和歌山大空襲の話を聞いた
夕方から集金に行き、憲法の話をすると、老婦人から和歌山大空襲の話が出てきた。
和歌山大空襲は、1945年7月9日、和歌山市のブラクリ丁や県庁、和歌山市役所、和歌山城、和歌山駅、和歌山市駅など和歌山市の中心地域を焼き尽くした。ブラクリ丁の丸正百貨店の5階建てのビルに逃げ込んだ人もお城の堀に飛び込んだ人もみんな死んだという。中学1年だった老婦人は、15歳の兄を先頭に2歳の幼児まで6人の子どもたちの中の1人だった。子どもたちの父は、右に3人、左に3人手をつないで紀ノ川まで逃げた。
紀ノ川にも焼夷弾が雨のように降り注いでいた。女学校に通っていた彼女の同級生もたくさん亡くなった。
次の日、「自分の家は焼け残っているかも知れない」と父が言い、姉と2人で見に行ったが、途中、火事の熱で進めなくなったらしい。自宅が全焼していたのは、焼け野原になっている和歌山市の光景を見ると分かったそうだ。
「戦後、和歌山市内のもとの場所に家を建てることができたんですか」
ぼくの問いかけに現在のI市に移って、したことのない農業に従事し、家族7人で生きたのだという。
「母親が3月になくなったばかりで、悲しみにくれているときに、空襲にあった。戦争は、どもならん。忘れたくてもよう忘れやん」
老婦人は、おさえた口調で言葉をつないだ。
「女学校には戻ったんですか」
「学校は紀三井寺にあったんやけど、家から遠くなったし、貧しかったからやめてしもた」
戦争が終わってから生活を一から立て直すのに随分苦労したという。
日本政府は、国民に対してこういう戦争を引き起こしたことを真剣に反省していない。
ドイツは、空襲の犠牲になった方々にも保障をしている。
日本とドイツとイタリア、3国軍事同盟(日独伊防共協定)は、共産主義から守るという名目で、すさまじい侵略戦争を展開した。

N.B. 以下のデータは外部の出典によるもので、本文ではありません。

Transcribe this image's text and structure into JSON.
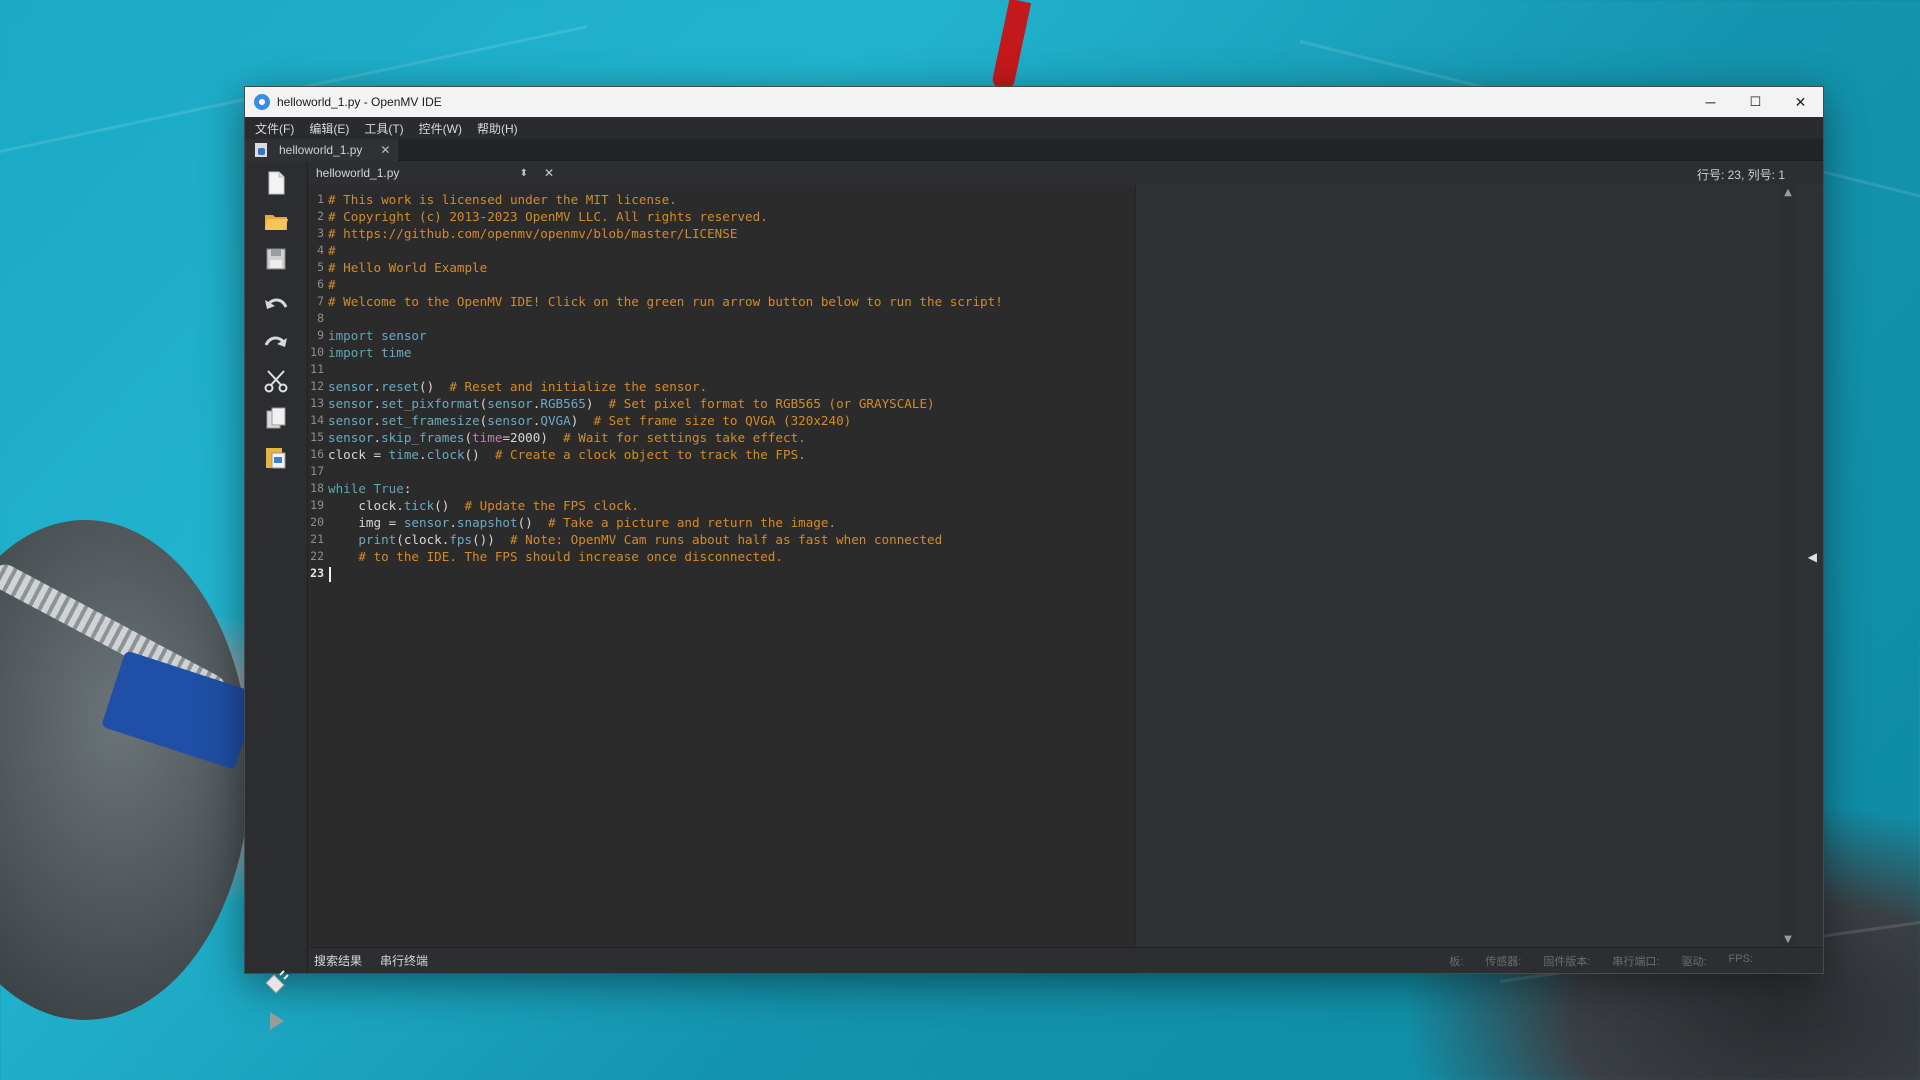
{
  "window": {
    "title": "helloworld_1.py - OpenMV IDE",
    "minimize": "─",
    "maximize": "☐",
    "close": "✕"
  },
  "menubar": [
    "文件(F)",
    "编辑(E)",
    "工具(T)",
    "控件(W)",
    "帮助(H)"
  ],
  "tab": {
    "label": "helloworld_1.py",
    "close": "✕"
  },
  "editor_header": {
    "file": "helloworld_1.py",
    "combo_arrows": "⬍",
    "close": "✕",
    "cursor_position": "行号: 23, 列号: 1"
  },
  "code_lines": [
    {
      "n": "1",
      "html": "<span class='c-comment'># This work is licensed under the MIT license.</span>"
    },
    {
      "n": "2",
      "html": "<span class='c-comment'># Copyright (c) 2013-2023 OpenMV LLC. All rights reserved.</span>"
    },
    {
      "n": "3",
      "html": "<span class='c-comment'># https://github.com/openmv/openmv/blob/master/LICENSE</span>"
    },
    {
      "n": "4",
      "html": "<span class='c-comment'>#</span>"
    },
    {
      "n": "5",
      "html": "<span class='c-comment'># Hello World Example</span>"
    },
    {
      "n": "6",
      "html": "<span class='c-comment'>#</span>"
    },
    {
      "n": "7",
      "html": "<span class='c-comment'># Welcome to the OpenMV IDE! Click on the green run arrow button below to run the script!</span>"
    },
    {
      "n": "8",
      "html": ""
    },
    {
      "n": "9",
      "html": "<span class='c-kw'>import</span> <span class='c-mod'>sensor</span>"
    },
    {
      "n": "10",
      "html": "<span class='c-kw'>import</span> <span class='c-mod'>time</span>"
    },
    {
      "n": "11",
      "html": ""
    },
    {
      "n": "12",
      "html": "<span class='c-mod'>sensor</span>.<span class='c-fn'>reset</span>()  <span class='c-comment'># Reset and initialize the sensor.</span>"
    },
    {
      "n": "13",
      "html": "<span class='c-mod'>sensor</span>.<span class='c-fn'>set_pixformat</span>(<span class='c-mod'>sensor</span>.<span class='c-fn'>RGB565</span>)  <span class='c-comment'># Set pixel format to RGB565 (or GRAYSCALE)</span>"
    },
    {
      "n": "14",
      "html": "<span class='c-mod'>sensor</span>.<span class='c-fn'>set_framesize</span>(<span class='c-mod'>sensor</span>.<span class='c-fn'>QVGA</span>)  <span class='c-comment'># Set frame size to QVGA (320x240)</span>"
    },
    {
      "n": "15",
      "html": "<span class='c-mod'>sensor</span>.<span class='c-fn'>skip_frames</span>(<span class='c-kwarg'>time</span>=2000)  <span class='c-comment'># Wait for settings take effect.</span>"
    },
    {
      "n": "16",
      "html": "clock = <span class='c-mod'>time</span>.<span class='c-fn'>clock</span>()  <span class='c-comment'># Create a clock object to track the FPS.</span>"
    },
    {
      "n": "17",
      "html": ""
    },
    {
      "n": "18",
      "html": "<span class='c-kw'>while</span> <span class='c-kw'>True</span>:"
    },
    {
      "n": "19",
      "html": "    clock.<span class='c-fn'>tick</span>()  <span class='c-comment'># Update the FPS clock.</span>"
    },
    {
      "n": "20",
      "html": "    img = <span class='c-mod'>sensor</span>.<span class='c-fn'>snapshot</span>()  <span class='c-comment'># Take a picture and return the image.</span>"
    },
    {
      "n": "21",
      "html": "    <span class='c-fn'>print</span>(clock.<span class='c-fn'>fps</span>())  <span class='c-comment'># Note: OpenMV Cam runs about half as fast when connected</span>"
    },
    {
      "n": "22",
      "html": "    <span class='c-comment'># to the IDE. The FPS should increase once disconnected.</span>"
    },
    {
      "n": "23",
      "html": "<span class='caret'></span>",
      "current": true
    }
  ],
  "sidebar_icons": [
    "new-file-icon",
    "open-folder-icon",
    "save-icon",
    "undo-icon",
    "redo-icon",
    "cut-icon",
    "copy-icon",
    "paste-icon",
    "connect-icon",
    "run-icon"
  ],
  "statusbar": {
    "tabs": [
      "搜索结果",
      "串行终端"
    ],
    "info": [
      "板:",
      "传感器:",
      "固件版本:",
      "串行端口:",
      "驱动:",
      "FPS:"
    ]
  },
  "scroll": {
    "up": "▲",
    "down": "▼",
    "collapse": "◀"
  }
}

こんなことを書いていると、戦争の描き方について書いてみたくなった。
「日本を守るために戦場に行った」
こういう描き方が、最近増えている。
しかし、これは侵略戦争という事実をあべこべに描く言い分ではなかろうか。
「愛するものを守るために戦争に行った」
こちらの方はどうだろう。
赤紙1枚で召集された人々に、家族を守るために戦場に行くという感情がどれだけあったのだろうか。
強制力をもった召集が、家族や恋人との別れを意味したことを考えると、愛する者のために戦場に行くということは考えがたい気がする。
「一旦緩急あれば、義勇公に報じ」という教育勅語が頭に浮かんできた。この教えからすると、愛する者のために戦場に行くというのは、教えに反した考え方になりそうだ。
「私のために生きて帰ってきて」
ということすら公衆の面前で言うことができなかった時代のなかで、もし、「愛する家族を守るために出征する」という人がいたとすれば、
「貴様、間違ったらいかんぞ。我々は天皇陛下の軍隊、皇軍である。天皇陛下に命をあずけて戦地に行くんだ」と諭されそうだ。
天皇の軍隊は、家族のためにあったのではなく、国家のためにあった。「愛する者のために戦場に行く」というニュアンスは、戦後、時計の針を逆に回すために、映画を作り、その中に埋め込もうとした戦争美化の考え方のような気がする。